Saran Snouck Hurgronye membuahkan hasil: Belanda akhirnya sukses menaklukkan Aceh. J.B. van Heutsz, sang panglima militer, kemudian diangkat sebagai gubernur Aceh. Pada tahun 1903, kerajaan Aceh berakhir seiring dengan menyerahnya Sultan M. Dawud kepada Belanda. Pada tahun 1904, hampir seluruh Aceh telah direbut oleh Belanda. Walaupun demikian, sebenarnya Aceh tidak pernah tunduk sepenuhnya pada Belanda. Perlawanan yang dipimpin oleh tokoh-tokoh masyarakat tetap berlangsung. Sebagai catatan, selama perang Aceh, Belanda telah kehilangan empat orang jenderalnya yaitu: Mayor Jenderal J.H.R Kohler, Mayor Jenderal J.L.J.H. Pel, Demmeni dan Jenderal J.J.K. De Moulin.
Kekuasaan Belanda berlangsung hampir setengah abad, dan berakhir seiring dengan masuknya Jepang ke Aceh pada 9 Februari 1942. Saat itu, kekuatan militer Jepang mendarat di wilayah Ujong Batee, Aceh Besar. Kedatangan mereka disambut oleh tokoh-tokoh pejuang Aceh dan masyarakat umum. Hubungan baik dengan Jepang tidak berlangsung lama. Ketika Jepang mulai melakukan pelecehan terhadap perempuan Aceh dan memaksa masyarakat untuk membungkuk pada matahari terbit, maka, saat itu pula mulai timbul perlawanan. Di antara tokoh yang dikenal gigih melawan Jepang adalah Teungku Abdul Jalil.
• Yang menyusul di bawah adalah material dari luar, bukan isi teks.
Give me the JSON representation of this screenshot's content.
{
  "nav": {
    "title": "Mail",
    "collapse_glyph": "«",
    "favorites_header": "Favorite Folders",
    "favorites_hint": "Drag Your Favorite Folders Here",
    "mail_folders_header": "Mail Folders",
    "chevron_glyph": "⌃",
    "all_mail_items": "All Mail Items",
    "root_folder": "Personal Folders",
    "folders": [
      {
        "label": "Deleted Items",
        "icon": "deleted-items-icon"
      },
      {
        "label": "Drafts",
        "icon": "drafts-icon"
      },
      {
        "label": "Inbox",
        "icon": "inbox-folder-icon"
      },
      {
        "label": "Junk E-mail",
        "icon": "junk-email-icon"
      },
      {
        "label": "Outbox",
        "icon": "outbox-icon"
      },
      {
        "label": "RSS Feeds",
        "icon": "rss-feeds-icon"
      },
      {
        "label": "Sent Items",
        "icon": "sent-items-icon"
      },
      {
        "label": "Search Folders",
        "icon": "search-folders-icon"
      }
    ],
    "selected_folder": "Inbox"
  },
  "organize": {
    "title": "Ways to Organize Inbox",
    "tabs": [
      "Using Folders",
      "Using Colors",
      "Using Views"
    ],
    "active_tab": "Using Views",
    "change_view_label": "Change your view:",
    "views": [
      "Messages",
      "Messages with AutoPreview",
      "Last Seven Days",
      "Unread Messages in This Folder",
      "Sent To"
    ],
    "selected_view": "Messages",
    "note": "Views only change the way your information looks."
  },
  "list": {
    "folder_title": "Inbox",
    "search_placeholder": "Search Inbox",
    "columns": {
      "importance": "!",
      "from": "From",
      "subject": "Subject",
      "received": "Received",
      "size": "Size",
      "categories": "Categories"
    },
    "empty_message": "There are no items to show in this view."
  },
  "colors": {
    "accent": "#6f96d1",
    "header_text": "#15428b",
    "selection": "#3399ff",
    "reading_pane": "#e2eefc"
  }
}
Kekuasaan para penjajah berakhir ketika Indonesia merdeka dan Aceh bergabung ke dalam Negara Kesatuan Republik Indonesia (NKRI).
Berikut ini daftar para sultan yang pernah berkuasa di kerajaan Aceh Darussalam:
1. Sultan Ali Mughayat Syah (1496-1528 M)
2. Sultan Salahuddin (1528-1537).
3. Sultan Ala‘ al-Din al-Kahhar (1537-1568).
4. Sultan Husein Ali Riayat Syah (1568-1575)
5. Sultan Muda (1575)
6. Sultan Sri Alam (1575-1576).
7. Sultan Zain al-Abidin (1576-1577).
8. Sultan Ala‘ al-Din Mansur Syah (1577-1589)
9. Sultan Buyong (1589-1596)
10. Sultan Ala‘ al-Din Riayat Syah Sayyid al-Mukammil (1596-1604).
11. Sultan Ali Riayat Syah (1604-1607)
12. Sultan Iskandar Muda Johan Pahlawan Meukuta Alam (1607-1636).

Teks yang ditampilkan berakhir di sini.